Good news today is that the SIA Group airlines, who’ll benefit most from this arrangement, now have the all clear to start selling connecting itineraries, albeit one-way on selected routes from Australia and New Zealand.

This will initially assist those in Australia and New Zealand to return home using SIA flights, though additional city pairs are likely to be added in the months ahead.

These connecting itineraries are now bookable through the Singapore Airlines website.

Premium Waiting Area. (Photo: Changi Airport Group)

PPS Club members and Business Class passengers will even have a ‘premium waiting area’ to enjoy. Changi Airport has confirmed to Mainly Miles that the above image is of the Premium Waiting Area, separated from other transit guests.

In normal circumstances, around a third of passengers passing through Changi Airport each year are in transit.

(Cover Photo: Changi Airport Group)



  1. I would rather transit in HKG. Then I can go into departures, shop, I can use the Cathay lounge! SQ has made this super complicated and people will choose CX over SQ for connecting flights until it’s made simpler!

    1. I agree it’s not the simplest system! One of our readers is an Australian stuck in Japan wanting to get home and he was waiting for this approval to come through, only to find it’s not approved in that direction (which makes little sense to me).

      I have suggested Cathay via Hong Kong.

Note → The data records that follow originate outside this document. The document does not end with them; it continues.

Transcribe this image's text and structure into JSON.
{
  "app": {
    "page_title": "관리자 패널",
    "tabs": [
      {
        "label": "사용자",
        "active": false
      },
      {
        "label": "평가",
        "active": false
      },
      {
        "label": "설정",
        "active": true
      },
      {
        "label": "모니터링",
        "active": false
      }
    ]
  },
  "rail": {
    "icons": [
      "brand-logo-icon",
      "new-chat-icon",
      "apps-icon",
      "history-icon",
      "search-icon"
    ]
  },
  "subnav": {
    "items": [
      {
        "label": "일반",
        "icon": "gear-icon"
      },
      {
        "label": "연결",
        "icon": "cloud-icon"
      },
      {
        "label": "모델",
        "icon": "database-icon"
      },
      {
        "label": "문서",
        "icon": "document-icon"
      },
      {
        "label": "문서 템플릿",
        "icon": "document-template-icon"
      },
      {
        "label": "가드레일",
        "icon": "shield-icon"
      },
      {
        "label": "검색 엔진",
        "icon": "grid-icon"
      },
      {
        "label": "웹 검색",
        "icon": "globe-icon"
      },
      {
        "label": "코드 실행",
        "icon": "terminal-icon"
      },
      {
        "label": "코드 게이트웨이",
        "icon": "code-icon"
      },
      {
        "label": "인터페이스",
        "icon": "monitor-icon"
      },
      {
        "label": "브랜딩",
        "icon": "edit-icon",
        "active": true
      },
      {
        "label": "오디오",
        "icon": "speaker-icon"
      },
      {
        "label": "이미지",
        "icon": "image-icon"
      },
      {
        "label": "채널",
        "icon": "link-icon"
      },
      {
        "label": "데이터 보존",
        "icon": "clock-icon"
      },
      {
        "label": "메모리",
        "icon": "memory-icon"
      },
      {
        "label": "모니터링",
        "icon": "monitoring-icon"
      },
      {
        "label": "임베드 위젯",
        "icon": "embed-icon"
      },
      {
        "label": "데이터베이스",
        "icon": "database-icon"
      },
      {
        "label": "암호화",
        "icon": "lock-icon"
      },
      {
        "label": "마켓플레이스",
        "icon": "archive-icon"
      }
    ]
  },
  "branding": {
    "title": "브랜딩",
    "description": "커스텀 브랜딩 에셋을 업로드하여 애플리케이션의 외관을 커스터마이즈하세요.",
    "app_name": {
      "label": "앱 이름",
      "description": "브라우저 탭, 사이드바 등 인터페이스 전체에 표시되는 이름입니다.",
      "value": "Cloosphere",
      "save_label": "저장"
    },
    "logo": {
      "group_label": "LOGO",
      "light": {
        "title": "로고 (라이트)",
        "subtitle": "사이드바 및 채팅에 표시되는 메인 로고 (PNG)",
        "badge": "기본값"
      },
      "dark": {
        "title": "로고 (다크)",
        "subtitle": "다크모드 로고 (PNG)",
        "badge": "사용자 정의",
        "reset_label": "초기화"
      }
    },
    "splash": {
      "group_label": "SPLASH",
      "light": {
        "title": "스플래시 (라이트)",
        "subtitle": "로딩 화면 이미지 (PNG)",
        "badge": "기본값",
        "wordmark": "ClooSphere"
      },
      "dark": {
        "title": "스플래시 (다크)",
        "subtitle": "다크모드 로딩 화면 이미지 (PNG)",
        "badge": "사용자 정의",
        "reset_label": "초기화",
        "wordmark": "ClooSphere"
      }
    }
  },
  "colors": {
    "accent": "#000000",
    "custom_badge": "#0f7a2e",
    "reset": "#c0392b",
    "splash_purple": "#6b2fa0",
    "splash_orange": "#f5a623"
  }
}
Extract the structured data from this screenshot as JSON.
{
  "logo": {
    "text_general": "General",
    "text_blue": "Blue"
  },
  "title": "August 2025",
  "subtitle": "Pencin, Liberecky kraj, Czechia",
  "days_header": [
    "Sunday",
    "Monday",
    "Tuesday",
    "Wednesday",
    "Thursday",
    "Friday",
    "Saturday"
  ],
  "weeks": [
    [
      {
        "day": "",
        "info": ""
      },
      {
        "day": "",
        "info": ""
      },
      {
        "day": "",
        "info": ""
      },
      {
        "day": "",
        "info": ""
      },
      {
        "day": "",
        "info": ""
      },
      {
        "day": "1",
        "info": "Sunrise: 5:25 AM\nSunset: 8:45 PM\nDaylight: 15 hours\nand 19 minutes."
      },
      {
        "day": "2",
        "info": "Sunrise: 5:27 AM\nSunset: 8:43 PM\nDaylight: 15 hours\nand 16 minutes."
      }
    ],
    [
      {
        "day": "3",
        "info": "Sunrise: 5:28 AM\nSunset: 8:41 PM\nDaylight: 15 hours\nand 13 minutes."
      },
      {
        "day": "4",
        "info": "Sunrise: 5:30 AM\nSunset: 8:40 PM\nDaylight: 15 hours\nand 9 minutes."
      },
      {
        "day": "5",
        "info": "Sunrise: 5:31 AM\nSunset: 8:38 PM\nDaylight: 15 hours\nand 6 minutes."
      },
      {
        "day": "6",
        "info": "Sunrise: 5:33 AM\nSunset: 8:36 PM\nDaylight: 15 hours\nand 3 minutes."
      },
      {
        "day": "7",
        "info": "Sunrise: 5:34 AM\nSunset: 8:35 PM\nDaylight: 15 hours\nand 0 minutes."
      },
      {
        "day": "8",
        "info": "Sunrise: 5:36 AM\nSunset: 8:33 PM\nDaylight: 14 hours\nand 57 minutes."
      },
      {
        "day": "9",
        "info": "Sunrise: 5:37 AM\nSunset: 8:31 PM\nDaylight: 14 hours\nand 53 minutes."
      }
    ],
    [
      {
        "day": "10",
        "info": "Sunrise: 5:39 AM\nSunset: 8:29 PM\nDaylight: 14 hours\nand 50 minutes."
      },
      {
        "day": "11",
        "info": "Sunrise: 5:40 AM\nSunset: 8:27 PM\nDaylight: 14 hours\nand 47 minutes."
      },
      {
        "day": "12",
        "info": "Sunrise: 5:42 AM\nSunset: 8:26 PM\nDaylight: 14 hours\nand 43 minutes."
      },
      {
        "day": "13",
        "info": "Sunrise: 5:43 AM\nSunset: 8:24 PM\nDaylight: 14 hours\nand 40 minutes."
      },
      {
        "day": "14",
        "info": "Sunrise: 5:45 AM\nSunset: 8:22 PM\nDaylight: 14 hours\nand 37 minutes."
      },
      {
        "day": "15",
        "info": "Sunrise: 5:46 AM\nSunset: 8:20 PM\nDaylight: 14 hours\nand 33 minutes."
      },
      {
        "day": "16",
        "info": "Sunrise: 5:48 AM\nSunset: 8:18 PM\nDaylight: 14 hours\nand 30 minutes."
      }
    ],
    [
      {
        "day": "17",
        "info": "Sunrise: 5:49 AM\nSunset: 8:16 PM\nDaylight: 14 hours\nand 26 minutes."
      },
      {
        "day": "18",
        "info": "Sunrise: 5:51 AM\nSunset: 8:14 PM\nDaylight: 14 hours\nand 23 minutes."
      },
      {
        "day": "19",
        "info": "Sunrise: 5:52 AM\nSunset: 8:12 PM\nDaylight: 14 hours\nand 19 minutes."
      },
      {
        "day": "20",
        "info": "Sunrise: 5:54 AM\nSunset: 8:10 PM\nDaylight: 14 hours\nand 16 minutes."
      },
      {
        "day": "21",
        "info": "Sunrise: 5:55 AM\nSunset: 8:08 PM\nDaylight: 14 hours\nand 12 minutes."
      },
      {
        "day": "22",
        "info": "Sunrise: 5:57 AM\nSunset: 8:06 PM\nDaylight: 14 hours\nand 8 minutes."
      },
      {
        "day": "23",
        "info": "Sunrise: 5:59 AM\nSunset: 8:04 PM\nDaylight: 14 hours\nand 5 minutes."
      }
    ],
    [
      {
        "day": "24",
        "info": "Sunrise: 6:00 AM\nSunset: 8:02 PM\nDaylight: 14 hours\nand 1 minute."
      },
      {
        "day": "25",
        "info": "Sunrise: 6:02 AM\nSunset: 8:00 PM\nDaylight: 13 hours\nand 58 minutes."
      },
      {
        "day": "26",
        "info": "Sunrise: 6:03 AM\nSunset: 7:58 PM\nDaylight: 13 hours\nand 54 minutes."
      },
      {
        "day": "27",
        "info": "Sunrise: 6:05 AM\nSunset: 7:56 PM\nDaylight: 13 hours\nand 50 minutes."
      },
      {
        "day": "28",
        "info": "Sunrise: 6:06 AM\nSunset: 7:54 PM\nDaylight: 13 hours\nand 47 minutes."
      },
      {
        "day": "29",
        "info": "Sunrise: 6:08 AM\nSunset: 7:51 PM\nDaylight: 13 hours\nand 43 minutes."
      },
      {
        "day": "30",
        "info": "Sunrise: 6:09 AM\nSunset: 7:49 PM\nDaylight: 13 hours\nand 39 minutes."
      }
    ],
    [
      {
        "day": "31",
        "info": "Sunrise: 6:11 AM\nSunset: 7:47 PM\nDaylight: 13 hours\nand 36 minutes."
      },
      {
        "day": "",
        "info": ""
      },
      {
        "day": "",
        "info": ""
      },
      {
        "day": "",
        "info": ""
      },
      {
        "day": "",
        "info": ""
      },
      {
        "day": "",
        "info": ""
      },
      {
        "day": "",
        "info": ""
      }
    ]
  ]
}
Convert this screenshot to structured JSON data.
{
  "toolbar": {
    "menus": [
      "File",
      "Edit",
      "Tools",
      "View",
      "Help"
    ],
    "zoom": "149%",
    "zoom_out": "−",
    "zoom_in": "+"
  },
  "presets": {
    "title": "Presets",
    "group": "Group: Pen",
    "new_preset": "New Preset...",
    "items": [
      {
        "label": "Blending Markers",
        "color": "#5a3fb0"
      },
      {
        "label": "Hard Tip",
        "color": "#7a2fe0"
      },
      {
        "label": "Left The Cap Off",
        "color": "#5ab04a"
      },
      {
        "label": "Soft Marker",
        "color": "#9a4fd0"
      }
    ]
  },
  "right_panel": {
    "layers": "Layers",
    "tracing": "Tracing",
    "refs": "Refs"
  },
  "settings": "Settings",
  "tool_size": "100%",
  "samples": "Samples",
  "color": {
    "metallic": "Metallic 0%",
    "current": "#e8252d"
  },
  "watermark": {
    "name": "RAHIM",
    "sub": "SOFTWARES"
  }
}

      One possible explanation is the way Changi’s terminals (1, 2 and 3 at least) are set up, with arriving and departing passengers mixing in the transit area. CAAS probably decided that was too much potential ‘interaction’. In Hong Kong the worst that can happen is you (as a transit pax) infect someone who’s leaving anyway!

  2. I’ve got a transit itinerary with SQ and flights are listed on July flight schedule. The transit period between flights is more than 24 hours. It seems as of now that my transit will be difficult.

    I hope SQ reconsider transit policy to suit its flight schedules.

    1. Yes it doesn’t seem realistic to spend 24h+ in the transit facility. I would contact SQ and see what else they can suggest for your itinerary.